We’ve seen a version of teacher leadership emerge in our work with KSTF Fellows over the past decade that, while clearly distributed, doesn’t quite fit this “leaders trying to influence followers” model. The key difference that we’ve observed is leadership activities in which leaders act first to change themselves, then mobilize others to do the same in order bring about change more broadly. In these cases, the distinction between leader and follower gets blurred, but the activities are still leadership activities in the same way Spillane and his colleagues defined them, that is, they are activities intendedto change knowledge, motivation, affect or practice.

These leadership activities that we’ve observed, in which teachers act together to change themselves in order to bring about broader change, could be considered both reflexive ¹ and distributed leadership. Although we’ve seen that there may be teachers in these leadership groups who are more influential or charismatic than others, or have access to more or better resources, they themselves are still intentional and explicit targets of change in the activity. That is, they engage in the interaction in order change their own knowledge, motivation, affect or practice, and more importantly, they seek to do so as a necessary first step to broader change. While the group’s ultimate goal might involve influencing others, they recognize that since they are part of the system they seek to change, changing themselves is not only necessary, it’s inevitable. So they seek self-change with intent, in order to bring about broader systemic change, rather than allowing it to happen as a byproduct of trying to change something “out there.”

When my colleagues at KSTF and I think about teacher leadership, particularly the kind of reflexive distributed leadership that we see Fellows engage in, we inevitably start to bump up against the question of who is responsible for improving education. In many cases, the leadership practice and activities of school and district personnel other than teachers is expected to be, and often is, the driver of instructional improvement. But we’ve seen countless examples from our Fellows that convince us teachers have the capacity to improve instruction and student learning as well as aspects of education beyond instruction—things like parent-teacher relationships, school-community relationships, teacher working conditions and even policy decisions.

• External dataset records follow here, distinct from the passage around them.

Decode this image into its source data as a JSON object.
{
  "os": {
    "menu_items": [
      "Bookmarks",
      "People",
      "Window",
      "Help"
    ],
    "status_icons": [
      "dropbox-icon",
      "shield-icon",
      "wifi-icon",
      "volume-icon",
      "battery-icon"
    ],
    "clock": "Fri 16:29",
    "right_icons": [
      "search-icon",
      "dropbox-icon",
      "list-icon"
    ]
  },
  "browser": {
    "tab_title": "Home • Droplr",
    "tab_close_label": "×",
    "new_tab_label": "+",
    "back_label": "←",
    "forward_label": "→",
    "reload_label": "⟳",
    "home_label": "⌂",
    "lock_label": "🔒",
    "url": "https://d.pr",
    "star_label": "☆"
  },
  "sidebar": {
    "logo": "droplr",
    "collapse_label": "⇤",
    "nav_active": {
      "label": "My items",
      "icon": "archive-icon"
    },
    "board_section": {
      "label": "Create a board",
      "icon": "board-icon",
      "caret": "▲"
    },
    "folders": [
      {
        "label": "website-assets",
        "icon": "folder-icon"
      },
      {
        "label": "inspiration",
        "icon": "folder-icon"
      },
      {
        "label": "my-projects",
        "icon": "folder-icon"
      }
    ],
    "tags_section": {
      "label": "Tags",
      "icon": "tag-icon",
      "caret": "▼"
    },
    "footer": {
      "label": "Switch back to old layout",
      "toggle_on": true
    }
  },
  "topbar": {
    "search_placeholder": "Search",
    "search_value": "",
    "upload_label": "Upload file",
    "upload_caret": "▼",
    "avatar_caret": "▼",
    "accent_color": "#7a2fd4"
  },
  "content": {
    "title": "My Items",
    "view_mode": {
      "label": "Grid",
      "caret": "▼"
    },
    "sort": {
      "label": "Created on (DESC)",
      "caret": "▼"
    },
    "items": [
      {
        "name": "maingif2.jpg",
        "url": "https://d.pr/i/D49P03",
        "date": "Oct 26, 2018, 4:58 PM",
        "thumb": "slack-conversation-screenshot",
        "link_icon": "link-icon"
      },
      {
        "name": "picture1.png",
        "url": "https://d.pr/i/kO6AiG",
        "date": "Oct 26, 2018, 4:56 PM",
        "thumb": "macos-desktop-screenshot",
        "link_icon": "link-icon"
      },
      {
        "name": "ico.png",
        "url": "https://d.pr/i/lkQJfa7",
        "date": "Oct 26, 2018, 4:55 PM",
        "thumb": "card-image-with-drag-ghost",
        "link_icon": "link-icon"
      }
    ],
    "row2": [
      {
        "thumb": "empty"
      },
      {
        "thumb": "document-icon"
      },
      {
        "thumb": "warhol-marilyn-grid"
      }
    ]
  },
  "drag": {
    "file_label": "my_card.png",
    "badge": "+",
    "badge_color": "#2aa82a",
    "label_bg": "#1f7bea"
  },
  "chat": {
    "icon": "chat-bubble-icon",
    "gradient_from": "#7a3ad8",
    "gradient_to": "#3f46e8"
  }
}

While all of these realms of action should, ideally, have a trickle-down effect to improve instruction eventually, we think it’s critical to acknowledge that teachers can and do work to bring about change both at and beyond the level of instruction, and we actively support them to do so. (This why we’ve designed KSTF’s programs to develop teachers as primary agents of educational improvement, which includes, but is not limited to instructional improvement.) We have many ways of supporting our Fellows to improve their own instruction, but we deliberately name their efforts leadership when they begin to see their own classrooms and teaching as embedded in a larger system and seek to have an impact on that system beyond their own classrooms. While our Fellows do have access to resources and support that many teachers do not, we seek to support them to have an influence together WITH other teachers rather than to have an influence ON other teachers.

The big questions that drive our work at KSTF is how to help teachers develop and exercise this kind of reflexive distributed leadership capacity, and understanding what effect this kind of leadership might have on changing instruction and student learning opportunities, as well as more distal aspects of teaching practice such as school culture, teacher working conditions, parent-teacher interactions, community engagement and educational policy. What experiences and support are most potent in terms of helping teachers to develop and exercise this capacity?  What structures and policies in schools, districts and beyond are most effective for tapping into this capacity for the benefit of students? What are the effects of this kind of leadership, and how, if at all, do those effects differ from leader-acting-on-follower models?